A lot of the time, I hear the argument that there are so many people who are unable to conceive and therefore think that abortion is wrong and selfish. With all due respect and sympathy for those who think this or have experienced this, if someone chooses to get an abortion, it in no way denies someone else's chance to be a parent.

It makes me so angry that in some places, abortion is a worse crime than rape. It makes me angry that the children and the people who may need an abortion are being overlooked and unheard. It makes me angry that people who will never have to make this kind of decision for themselves think they can speak over the voices of the people that this affects. It is wrong. It is unconstitutional. It is stripping away the unalienable rights of life, liberty, and the pursuit of happiness.
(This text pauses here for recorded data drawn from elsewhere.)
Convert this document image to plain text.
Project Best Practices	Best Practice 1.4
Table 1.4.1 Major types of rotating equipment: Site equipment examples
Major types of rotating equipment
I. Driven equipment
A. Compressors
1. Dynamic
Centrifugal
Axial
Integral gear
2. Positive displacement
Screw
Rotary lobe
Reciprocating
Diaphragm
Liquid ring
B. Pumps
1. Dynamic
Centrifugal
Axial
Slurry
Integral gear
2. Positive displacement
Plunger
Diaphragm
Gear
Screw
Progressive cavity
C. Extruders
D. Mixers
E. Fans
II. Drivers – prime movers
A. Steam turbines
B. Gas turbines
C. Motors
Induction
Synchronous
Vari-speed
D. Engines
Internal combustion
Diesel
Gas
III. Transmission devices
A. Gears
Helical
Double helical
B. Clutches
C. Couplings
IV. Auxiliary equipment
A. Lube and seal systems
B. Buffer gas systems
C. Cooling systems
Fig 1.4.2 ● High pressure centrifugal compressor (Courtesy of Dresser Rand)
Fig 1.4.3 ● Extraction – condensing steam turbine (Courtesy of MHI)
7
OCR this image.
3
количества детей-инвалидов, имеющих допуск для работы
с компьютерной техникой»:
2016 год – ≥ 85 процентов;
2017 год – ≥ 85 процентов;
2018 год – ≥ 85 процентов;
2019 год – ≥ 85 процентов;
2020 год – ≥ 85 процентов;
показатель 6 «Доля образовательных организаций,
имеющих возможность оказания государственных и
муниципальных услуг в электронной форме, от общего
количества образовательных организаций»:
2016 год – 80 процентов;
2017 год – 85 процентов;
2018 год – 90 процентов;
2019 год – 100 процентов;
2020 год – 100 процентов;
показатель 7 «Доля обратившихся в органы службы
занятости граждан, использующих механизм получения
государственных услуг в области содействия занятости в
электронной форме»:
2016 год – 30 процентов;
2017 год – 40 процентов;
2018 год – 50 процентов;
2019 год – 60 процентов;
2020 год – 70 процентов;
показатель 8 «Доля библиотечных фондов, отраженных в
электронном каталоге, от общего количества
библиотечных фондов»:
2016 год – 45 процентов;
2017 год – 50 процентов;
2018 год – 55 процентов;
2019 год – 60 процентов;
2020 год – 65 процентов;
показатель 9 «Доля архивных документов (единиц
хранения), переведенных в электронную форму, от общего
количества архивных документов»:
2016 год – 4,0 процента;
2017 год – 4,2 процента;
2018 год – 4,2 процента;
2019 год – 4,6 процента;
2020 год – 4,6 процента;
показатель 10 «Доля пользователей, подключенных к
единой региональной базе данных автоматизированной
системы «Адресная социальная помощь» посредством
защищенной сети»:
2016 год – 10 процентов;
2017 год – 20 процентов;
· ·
Abortion is not something that people do for fun. Having a child can be such a beautiful thing, but whether you support abortion or not, it needs to be an available, safe, and affordable option because as sad as it may be, having a child can also be a terribly devastating thing.

Pregnancy is an intrusive and sometimes dangerous state of being. In some cases, carrying the fetus may be life-threatening. The child may be the result of rape and it will constantly reflect that abuse. The parents may be unable to care for the child. Whatever it may be, it is not a decision to be made by politicians nor is it a decision that will be the same for everyone.

If you don't support abortion, that is completely fine. It becomes not fine when that belief is forced upon others. Everyone has their reasons for doing what they do. If an autonomous person chooses to engage in their own self-regarding actions, then we ought to let them do so.

Thank you for reading.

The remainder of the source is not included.